Disons que c’est un début. Mais pour 2025, l'impact de cette progression ne sera pas significatif en termes de perception de l'amélioration de l'accès aux soins. Pourquoi ? Même si la population française ne va plus augmenter, elle va continuer à vieillir de façon substantielle avec des besoins de santé considérables… Cette situation va neutraliser, annihiler, la légère augmentation du nombre de médecins.

Est-ce que les inégalités territoriales vont encore s’aggraver ? Sans doute. Aujourd’hui, 87 % du territoire national est un désert médical ! Sur les 13 % restants, ce sont essentiellement des zones de densité médicale normale. Je le répète, il n’y a donc plus de zones surdotées.

La situation devrait toutefois évoluer à moyen terme car il y aura une augmentation importante du nombre de médecins à l’horizon 2040. Notre débat ne sera plus du tout le même dans dix ans.

Du coup, est-on en train, finalement, de former un peu trop de médecins pour dans dix ans ?

Je n’affirme pas qu'on forme trop de médecins.
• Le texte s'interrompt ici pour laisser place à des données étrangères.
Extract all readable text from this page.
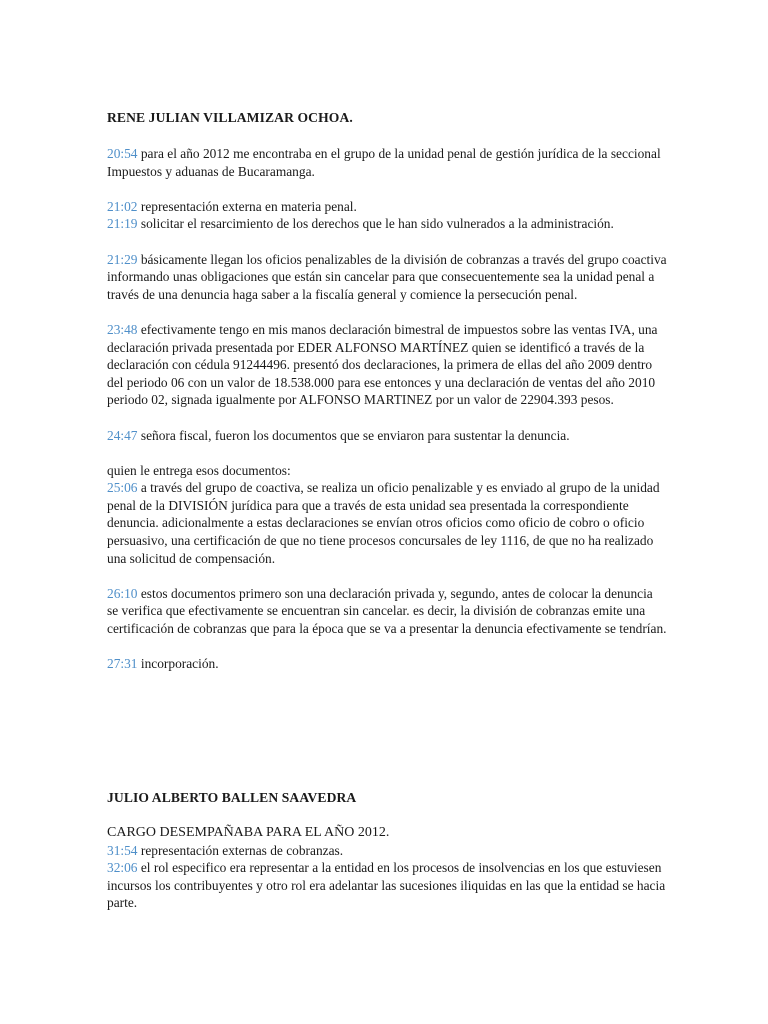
RENE JULIAN VILLAMIZAR OCHOA.

20:54 para el año 2012 me encontraba en el grupo de la unidad penal de gestión jurídica de la seccional Impuestos y aduanas de Bucaramanga.

21:02 representación externa en materia penal.

21:19 solicitar el resarcimiento de los derechos que le han sido vulnerados a la administración.

21:29 básicamente llegan los oficios penalizables de la división de cobranzas a través del grupo coactiva informando unas obligaciones que están sin cancelar para que consecuentemente sea la unidad penal a través de una denuncia haga saber a la fiscalía general y comience la persecución penal.

23:48 efectivamente tengo en mis manos declaración bimestral de impuestos sobre las ventas IVA, una declaración privada presentada por EDER ALFONSO MARTÍNEZ quien se identificó a través de la declaración con cédula 91244496. presentó dos declaraciones, la primera de ellas del año 2009 dentro del periodo 06 con un valor de 18.538.000 para ese entonces y una declaración de ventas del año 2010 periodo 02, signada igualmente por ALFONSO MARTINEZ por un valor de 22904.393 pesos.

24:47 señora fiscal, fueron los documentos que se enviaron para sustentar la denuncia.

quien le entrega esos documentos:

25:06 a través del grupo de coactiva, se realiza un oficio penalizable y es enviado al grupo de la unidad penal de la DIVISIÓN jurídica para que a través de esta unidad sea presentada la correspondiente denuncia. adicionalmente a estas declaraciones se envían otros oficios como oficio de cobro o oficio persuasivo, una certificación de que no tiene procesos concursales de ley 1116, de que no ha realizado una solicitud de compensación.

26:10 estos documentos primero son una declaración privada y, segundo, antes de colocar la denuncia se verifica que efectivamente se encuentran sin cancelar. es decir, la división de cobranzas emite una certificación de cobranzas que para la época que se va a presentar la denuncia efectivamente se tendrían.

27:31 incorporación.

JULIO ALBERTO BALLEN SAAVEDRA

CARGO DESEMPAÑABA PARA EL AÑO 2012.

31:54 representación externas de cobranzas.

32:06 el rol especifico era representar a la entidad en los procesos de insolvencias en los que estuviesen incursos los contribuyentes y otro rol era adelantar las sucesiones iliquidas en las que la entidad se hacia parte.
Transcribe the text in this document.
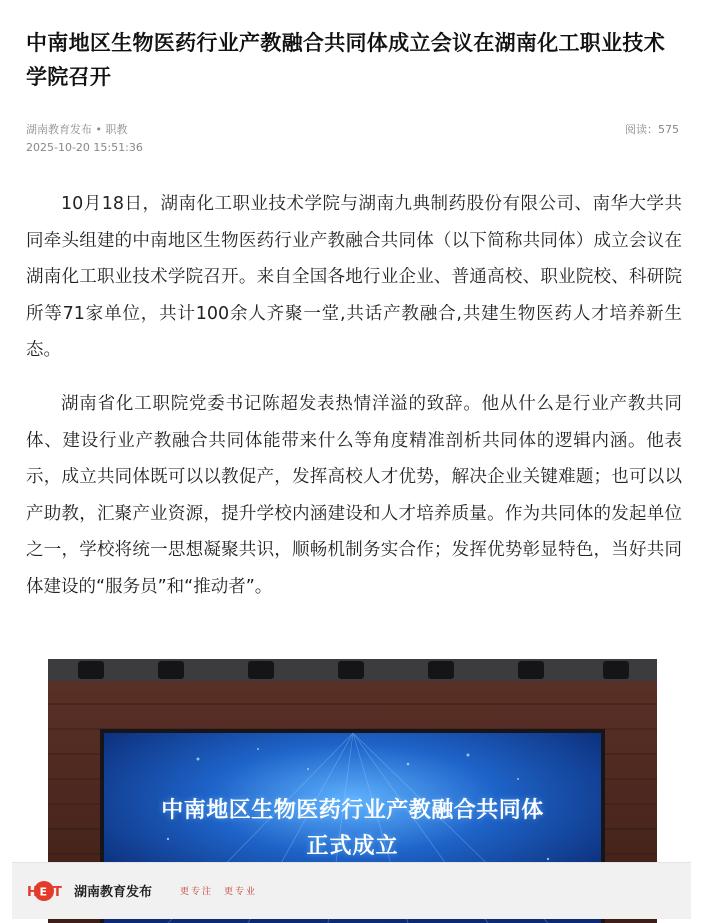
中南地区生物医药行业产教融合共同体成立会议在湖南化工职业技术学院召开
湖南教育发布 • 职教
2025-10-20 15:51:36
阅读：575

10月18日，湖南化工职业技术学院与湖南九典制药股份有限公司、南华大学共同牵头组建的中南地区生物医药行业产教融合共同体（以下简称共同体）成立会议在湖南化工职业技术学院召开。来自全国各地行业企业、普通高校、职业院校、科研院所等71家单位，共计100余人齐聚一堂,共话产教融合,共建生物医药人才培养新生态。

湖南省化工职院党委书记陈超发表热情洋溢的致辞。他从什么是行业产教共同体、建设行业产教融合共同体能带来什么等角度精准剖析共同体的逻辑内涵。他表示，成立共同体既可以以教促产，发挥高校人才优势，解决企业关键难题；也可以以产助教，汇聚产业资源，提升学校内涵建设和人才培养质量。作为共同体的发起单位之一，学校将统一思想凝聚共识，顺畅机制务实合作；发挥优势彰显特色，当好共同体建设的“服务员”和“推动者”。

中南地区生物医药行业产教融合共同体
正式成立
H E T 湖南教育发布	更专注　更专业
Avant de répondre à cette question, ayons une méthode de travail rigoureuse et robuste pour déterminer le nombre de médecins nécessaires, spécialité par spécialité, pour demain ! Le nombre de praticiens ne peut pas se limiter aux souhaits des hôpitaux publics pour faire tourner leurs services. Il faut examiner la territorialité dans son ensemble.
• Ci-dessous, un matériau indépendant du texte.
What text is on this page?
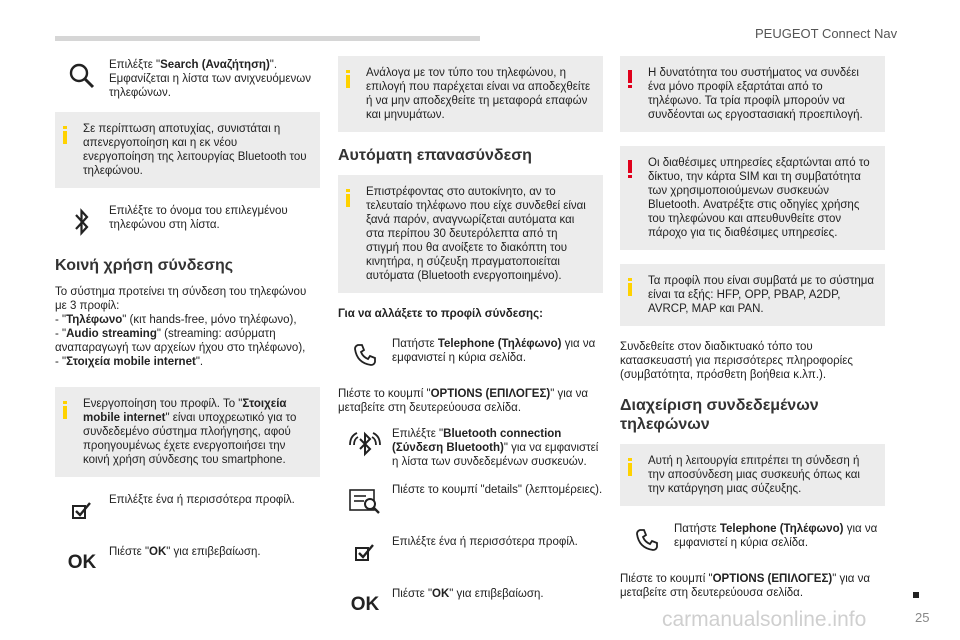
PEUGEOT Connect Nav
Επιλέξτε "Search (Αναζήτηση)". Εμφανίζεται η λίστα των ανιχνευόμενων τηλεφώνων.
Σε περίπτωση αποτυχίας, συνιστάται η απενεργοποίηση και η εκ νέου ενεργοποίηση της λειτουργίας Bluetooth του τηλεφώνου.
Επιλέξτε το όνομα του επιλεγμένου τηλεφώνου στη λίστα.
Κοινή χρήση σύνδεσης
Το σύστημα προτείνει τη σύνδεση του τηλεφώνου με 3 προφίλ:
- "Τηλέφωνο" (κιτ hands-free, μόνο τηλέφωνο),
- "Audio streaming" (streaming: ασύρματη αναπαραγωγή των αρχείων ήχου στο τηλέφωνο),
- "Στοιχεία mobile internet".
Ενεργοποίηση του προφίλ. Το "Στοιχεία mobile internet" είναι υποχρεωτικό για το συνδεδεμένο σύστημα πλοήγησης, αφού προηγουμένως έχετε ενεργοποιήσει την κοινή χρήση σύνδεσης του smartphone.
Επιλέξτε ένα ή περισσότερα προφίλ.
OK Πιέστε "OK" για επιβεβαίωση.
Ανάλογα με τον τύπο του τηλεφώνου, η επιλογή που παρέχεται είναι να αποδεχθείτε ή να μην αποδεχθείτε τη μεταφορά επαφών και μηνυμάτων.
Αυτόματη επανασύνδεση
Επιστρέφοντας στο αυτοκίνητο, αν το τελευταίο τηλέφωνο που είχε συνδεθεί είναι ξανά παρόν, αναγνωρίζεται αυτόματα και στα περίπου 30 δευτερόλεπτα από τη στιγμή που θα ανοίξετε το διακόπτη του κινητήρα, η σύζευξη πραγματοποιείται αυτόματα (Bluetooth ενεργοποιημένο).
Για να αλλάξετε το προφίλ σύνδεσης:
Πατήστε Telephone (Τηλέφωνο) για να εμφανιστεί η κύρια σελίδα.
Πιέστε το κουμπί "OPTIONS (ΕΠΙΛΟΓΕΣ)" για να μεταβείτε στη δευτερεύουσα σελίδα.
Επιλέξτε "Bluetooth connection (Σύνδεση Bluetooth)" για να εμφανιστεί η λίστα των συνδεδεμένων συσκευών.
Πιέστε το κουμπί "details" (λεπτομέρειες).
Επιλέξτε ένα ή περισσότερα προφίλ.
OK Πιέστε "OK" για επιβεβαίωση.
Η δυνατότητα του συστήματος να συνδέει ένα μόνο προφίλ εξαρτάται από το τηλέφωνο. Τα τρία προφίλ μπορούν να συνδέονται ως εργοστασιακή προεπιλογή.
Οι διαθέσιμες υπηρεσίες εξαρτώνται από το δίκτυο, την κάρτα SIM και τη συμβατότητα των χρησιμοποιούμενων συσκευών Bluetooth. Ανατρέξτε στις οδηγίες χρήσης του τηλεφώνου και απευθυνθείτε στον πάροχο για τις διαθέσιμες υπηρεσίες.
Τα προφίλ που είναι συμβατά με το σύστημα είναι τα εξής: HFP, OPP, PBAP, A2DP, AVRCP, MAP και PAN.
Συνδεθείτε στον διαδικτυακό τόπο του κατασκευαστή για περισσότερες πληροφορίες (συμβατότητα, πρόσθετη βοήθεια κ.λπ.).
Διαχείριση συνδεδεμένων τηλεφώνων
Αυτή η λειτουργία επιτρέπει τη σύνδεση ή την αποσύνδεση μιας συσκευής όπως και την κατάργηση μιας σύζευξης.
Πατήστε Telephone (Τηλέφωνο) για να εμφανιστεί η κύρια σελίδα.
Πιέστε το κουμπί "OPTIONS (ΕΠΙΛΟΓΕΣ)" για να μεταβείτε στη δευτερεύουσα σελίδα.
carmanualsonline.info	25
Il y a un an, Gabriel Attal, Premier ministre, déclarait qu’il voulait former 16 000 étudiants en médecine par an, un chiffre inédit et considérable, qui pose la question de la qualité de la formation initiale. Pour déterminer le nombre de médecins à former à l’horizon des 20 prochaines années, il faut une expertise transversale et pluri-partenariale avec une méthode de travail admise par tous et sur l’ensemble des déterminants à étudier.
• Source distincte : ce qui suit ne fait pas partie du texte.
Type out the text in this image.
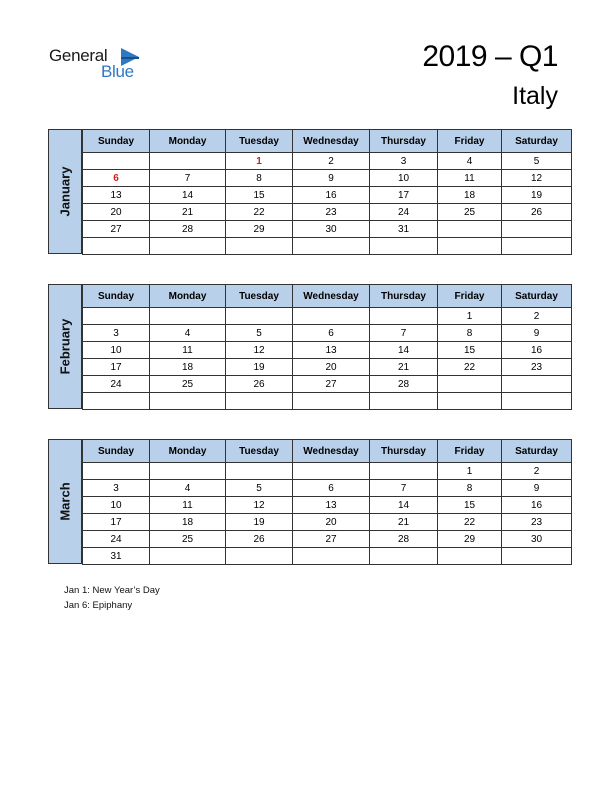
General
Blue	2019 – Q1
Italy
January
Sunday	Monday	Tuesday	Wednesday	Thursday	Friday	Saturday
		1	2	3	4	5
6	7	8	9	10	11	12
13	14	15	16	17	18	19
20	21	22	23	24	25	26
27	28	29	30	31		

February
Sunday	Monday	Tuesday	Wednesday	Thursday	Friday	Saturday
					1	2
3	4	5	6	7	8	9
10	11	12	13	14	15	16
17	18	19	20	21	22	23
24	25	26	27	28		

March
Sunday	Monday	Tuesday	Wednesday	Thursday	Friday	Saturday
					1	2
3	4	5	6	7	8	9
10	11	12	13	14	15	16
17	18	19	20	21	22	23
24	25	26	27	28	29	30
31						
Jan 1: New Year’s Day
Jan 6: Epiphany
De quels déterminants parlez-vous ?

Il y en a un peu près six ou sept à étudier. Par exemple, dans un parcours de soins coordonnés, quelle est la part laissée au seul médecin et celle des interventions des autres professionnels de santé. À l'heure des délégations de tâches et transferts de compétences, cette question est centrale. Autres facteurs importants à prendre en considération : le temps du travail global du médecin de demain, la part du numérique dans l’exercice médical, mais aussi la question complexe de l'intelligence artificielle. L’IA aura-t-elle un impact important sur le temps médical ?

À partir de tous ces éléments, on peut utiliser des algorithmes et moduler des projections démographiques pour demain. C’est un exercice complexe mais qui n’est pas fait aujourd’hui.